But They’re Crunchy!

Forbes has a strange article about Whole Foods up. I don’t shop at Whole Foods because, as the article notes, it is quite expensive, and as the article doesn’t mention, they are anti-labor. But my not shopping there has nothing to do with the article, which notes that Whole Foods is wildly successful, earning a profit-rate 3 times higher than the average supermarket and dominating the health-food/organic/gourmet market. Super-crazy capitalist success story, you’d think. But then why is Forbes — essentially capitalism-porn — so dismissive? Listen:

Just about every food has a story behind it at this small but remarkably profitable chain, known for luminous, loving displays of succulent and savory foodstuffs and prices so obscenely high they prompt gasps of disbelief. Every Whole Foods store is a bountiful temple of wholesome eco-righteousness, a refuge from fears (valid or not) of synthetic pesticides, growth hormones and genetically modified Frankenfoods. (Emphasis added)

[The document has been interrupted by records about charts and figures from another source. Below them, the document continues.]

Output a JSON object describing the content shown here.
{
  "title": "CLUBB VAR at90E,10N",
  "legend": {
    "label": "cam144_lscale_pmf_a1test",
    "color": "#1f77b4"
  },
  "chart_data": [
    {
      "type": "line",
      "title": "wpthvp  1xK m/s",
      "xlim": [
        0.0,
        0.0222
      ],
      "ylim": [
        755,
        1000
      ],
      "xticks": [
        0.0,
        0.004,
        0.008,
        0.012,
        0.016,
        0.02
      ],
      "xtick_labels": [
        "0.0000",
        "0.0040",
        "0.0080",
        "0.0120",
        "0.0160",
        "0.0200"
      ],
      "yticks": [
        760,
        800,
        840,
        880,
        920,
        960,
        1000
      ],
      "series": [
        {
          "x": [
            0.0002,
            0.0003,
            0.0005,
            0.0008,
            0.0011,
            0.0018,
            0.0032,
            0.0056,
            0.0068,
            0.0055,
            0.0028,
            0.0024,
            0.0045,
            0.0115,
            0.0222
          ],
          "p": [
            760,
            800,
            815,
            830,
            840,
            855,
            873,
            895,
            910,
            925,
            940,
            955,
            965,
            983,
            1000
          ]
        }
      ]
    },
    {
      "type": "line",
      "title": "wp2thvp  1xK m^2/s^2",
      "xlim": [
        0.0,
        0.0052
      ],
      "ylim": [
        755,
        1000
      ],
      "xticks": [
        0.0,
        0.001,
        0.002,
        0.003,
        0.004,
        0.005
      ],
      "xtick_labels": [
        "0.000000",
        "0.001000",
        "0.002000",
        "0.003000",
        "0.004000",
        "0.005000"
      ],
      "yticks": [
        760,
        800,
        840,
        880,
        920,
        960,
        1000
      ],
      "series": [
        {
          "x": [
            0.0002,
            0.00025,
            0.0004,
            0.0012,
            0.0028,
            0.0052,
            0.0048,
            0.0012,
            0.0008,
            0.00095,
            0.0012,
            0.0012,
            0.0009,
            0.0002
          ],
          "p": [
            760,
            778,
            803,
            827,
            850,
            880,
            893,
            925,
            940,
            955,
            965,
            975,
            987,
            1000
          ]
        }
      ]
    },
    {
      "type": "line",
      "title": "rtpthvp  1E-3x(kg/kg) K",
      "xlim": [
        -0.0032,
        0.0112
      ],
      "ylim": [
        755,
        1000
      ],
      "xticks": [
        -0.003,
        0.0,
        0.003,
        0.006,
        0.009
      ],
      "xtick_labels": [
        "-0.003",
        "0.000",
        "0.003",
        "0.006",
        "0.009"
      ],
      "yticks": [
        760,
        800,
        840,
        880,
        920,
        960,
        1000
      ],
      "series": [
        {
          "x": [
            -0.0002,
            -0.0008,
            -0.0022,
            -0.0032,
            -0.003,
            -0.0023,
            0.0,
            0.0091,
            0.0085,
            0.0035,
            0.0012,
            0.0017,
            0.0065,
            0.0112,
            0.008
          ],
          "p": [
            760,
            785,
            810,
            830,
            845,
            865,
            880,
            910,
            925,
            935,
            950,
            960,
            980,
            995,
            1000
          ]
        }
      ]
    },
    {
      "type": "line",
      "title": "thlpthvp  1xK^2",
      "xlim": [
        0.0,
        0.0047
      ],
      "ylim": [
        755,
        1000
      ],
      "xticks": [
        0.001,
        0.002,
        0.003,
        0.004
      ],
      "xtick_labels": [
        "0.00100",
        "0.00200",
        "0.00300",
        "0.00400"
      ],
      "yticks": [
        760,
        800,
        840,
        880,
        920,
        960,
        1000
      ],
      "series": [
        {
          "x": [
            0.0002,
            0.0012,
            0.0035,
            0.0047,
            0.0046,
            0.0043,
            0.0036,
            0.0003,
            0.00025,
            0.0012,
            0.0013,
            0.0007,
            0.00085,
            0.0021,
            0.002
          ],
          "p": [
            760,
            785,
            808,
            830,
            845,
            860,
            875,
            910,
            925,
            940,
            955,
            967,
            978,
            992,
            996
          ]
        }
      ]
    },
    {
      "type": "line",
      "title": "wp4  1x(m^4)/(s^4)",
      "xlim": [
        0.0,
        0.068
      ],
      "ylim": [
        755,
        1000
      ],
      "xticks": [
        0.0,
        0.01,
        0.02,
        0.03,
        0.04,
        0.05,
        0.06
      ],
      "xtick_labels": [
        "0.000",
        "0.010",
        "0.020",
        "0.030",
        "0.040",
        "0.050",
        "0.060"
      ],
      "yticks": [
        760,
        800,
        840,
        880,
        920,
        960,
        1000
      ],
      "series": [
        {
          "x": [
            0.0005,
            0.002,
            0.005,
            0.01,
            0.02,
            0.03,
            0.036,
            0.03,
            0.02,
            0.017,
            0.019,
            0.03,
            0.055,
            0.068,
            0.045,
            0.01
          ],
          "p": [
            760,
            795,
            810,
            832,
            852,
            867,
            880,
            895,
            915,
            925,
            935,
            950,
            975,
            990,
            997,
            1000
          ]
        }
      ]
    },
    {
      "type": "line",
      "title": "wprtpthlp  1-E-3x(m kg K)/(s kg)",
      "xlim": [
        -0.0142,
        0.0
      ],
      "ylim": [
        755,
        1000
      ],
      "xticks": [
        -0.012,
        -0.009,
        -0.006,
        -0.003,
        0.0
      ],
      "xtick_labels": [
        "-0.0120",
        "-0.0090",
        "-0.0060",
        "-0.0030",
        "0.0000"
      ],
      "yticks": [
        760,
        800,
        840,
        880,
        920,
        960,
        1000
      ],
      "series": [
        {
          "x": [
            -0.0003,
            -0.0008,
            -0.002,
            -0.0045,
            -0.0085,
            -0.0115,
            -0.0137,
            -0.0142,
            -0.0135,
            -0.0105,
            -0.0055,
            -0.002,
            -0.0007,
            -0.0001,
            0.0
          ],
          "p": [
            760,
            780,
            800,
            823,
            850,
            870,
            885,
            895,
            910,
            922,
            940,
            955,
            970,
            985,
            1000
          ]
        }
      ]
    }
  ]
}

The whole article is like that — from the title, “Food Porn”, to a sidebar entitled “More Organic Than Thou”. The contempt with which the author (one Seth Lubove) holds Whole Foods (and their customers) is palpable in sentences like “Mackey [founder and CEO of Whole Foods] further entices the Volvo and Range Rover set by promoting do-gooder causes, from more humane treatment of farm animals and “bird-friendly” coffee to “sustainable” seafood…” and depictions of the chain as “a glutton’s paradise” that hypocritically “present[s] food as theater, playing up the pious organic angle even as it peddles tempting offerings of culinary excess.”

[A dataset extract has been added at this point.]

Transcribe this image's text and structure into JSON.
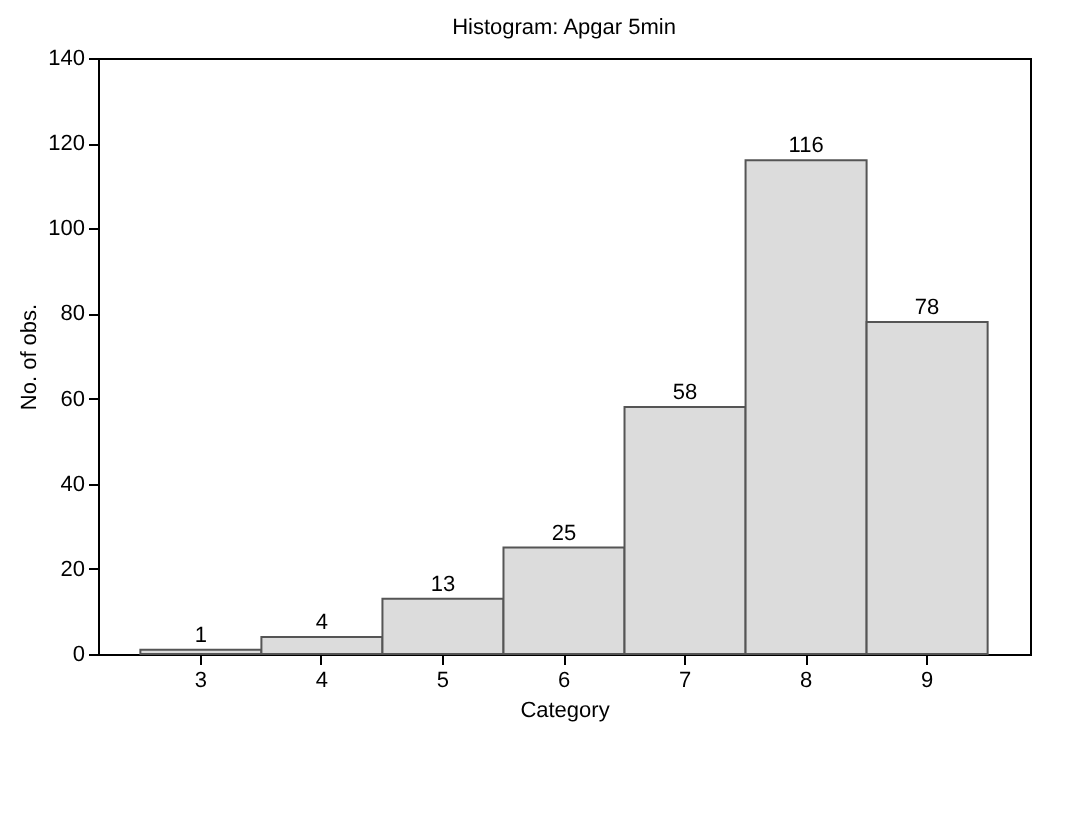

Now, if Whole Foods was any other corporation — say, Enron — you know Forbes would be on its knees begging to “service” Mackey. Whole Foods is practically a case-study in free marketeering: find an underserved market niche and serve it, innovatively and profitably. No other supermarket has come even close to the success Whole Foods has had in its niche — and in fact, some of them aren’t doing as well as Whole Foods in their own markets! They’re incredibly profitable, driving costs up because their market will bear it, underpaying employees and breaking unions — what Dow-fearing capitalist could object to that?

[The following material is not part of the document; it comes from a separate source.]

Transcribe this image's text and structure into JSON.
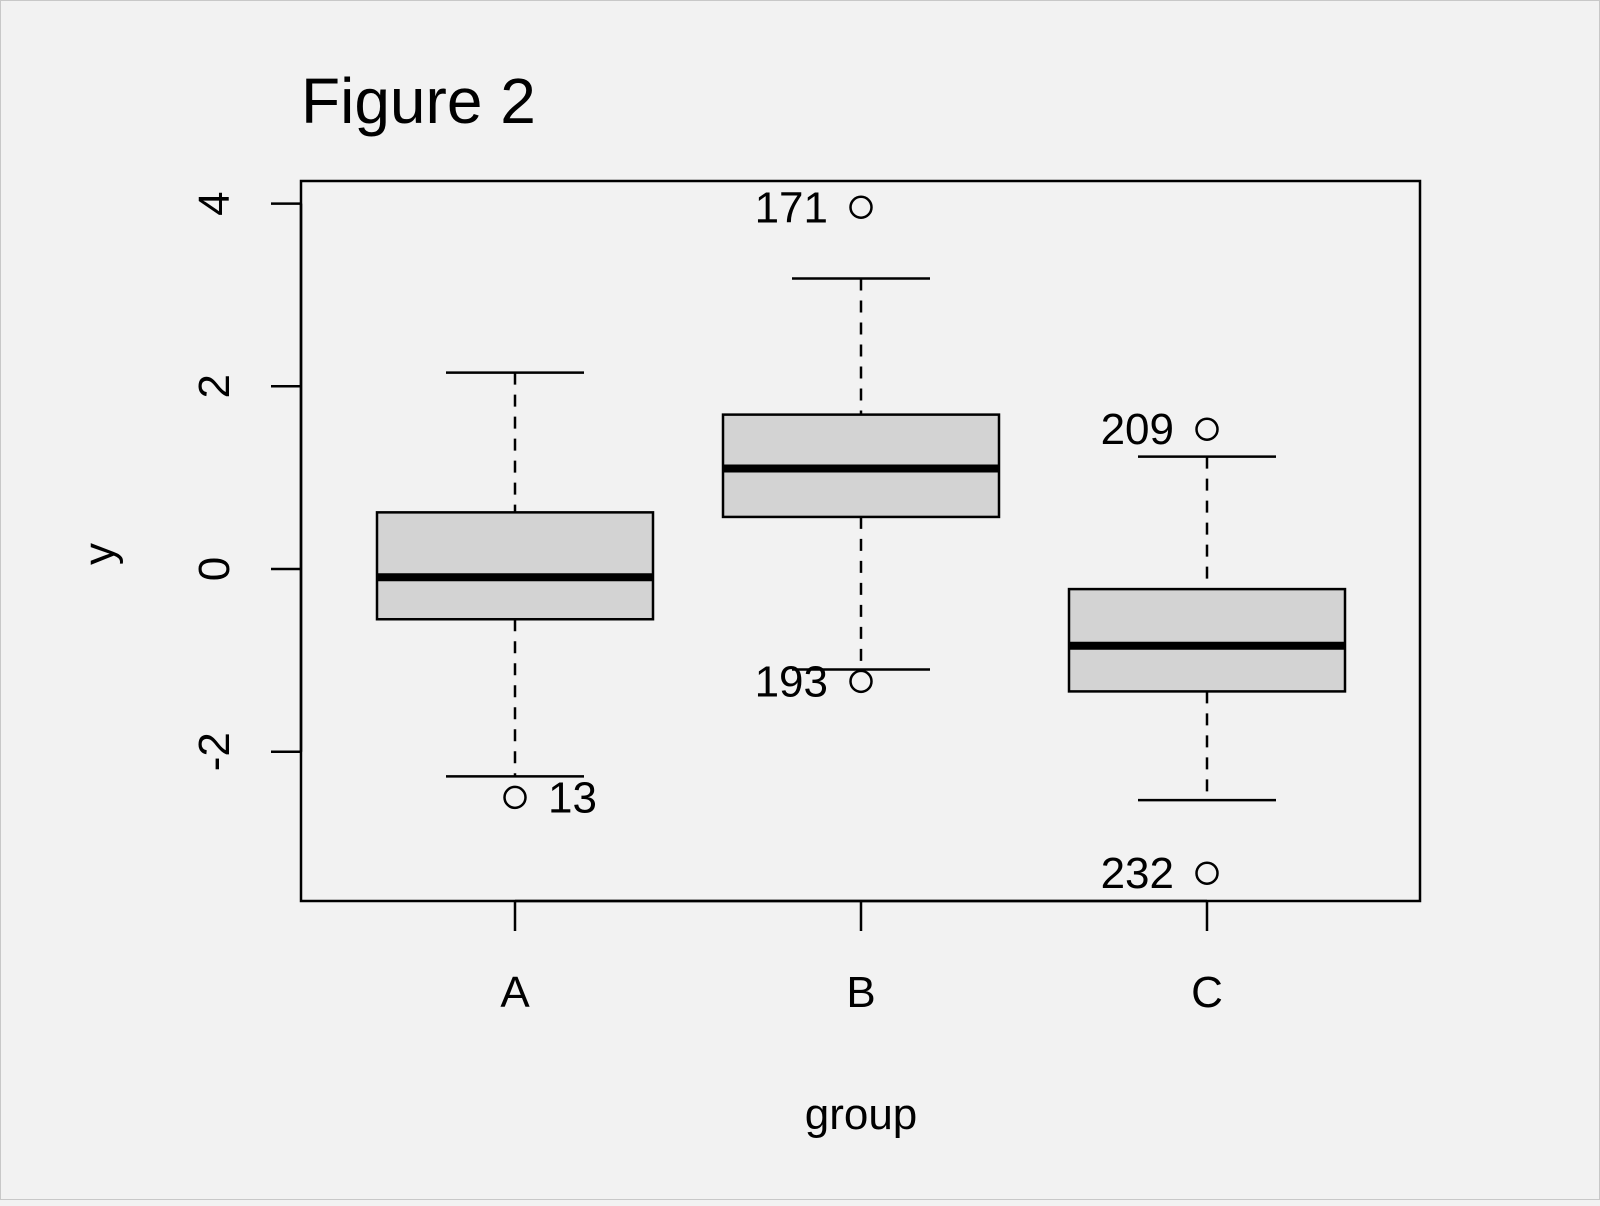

The only explanation I can think of is hinted at in the last paragraph: “Beneath this booming business, however, Whole Foods still hews to its hippie, health-food roots.” That they are, in fact, the “granola-crunching hippies” that the company’s co-president Walter Robb insists they aren’t. Or, more importantly, maybe, that their customers are granola-crunching hippies, wooly-headed liberals that refuse to swallow the industry wisdom that agri-chemical farming, heavy hormone use, anti-environmental policies, and the like are Good Things. As Doc Searls has noted repeatedly, a lot of corporate-types simply abhor their customers (not least by thinking of us as “consumers”, passive open mouths at the end of corporate-controlled production and distribution conduits). Although I won’t shop there, it has to be noted that Whole Foods has succeeded — has succeeded even in bilking its customers — by treating their customers as people and their customers’ concerns as important and valid ones. And that goes flatly against the central principle of “Forbes Capitalism”: Give the customers what they want, as long as what they want is what we’re giving them.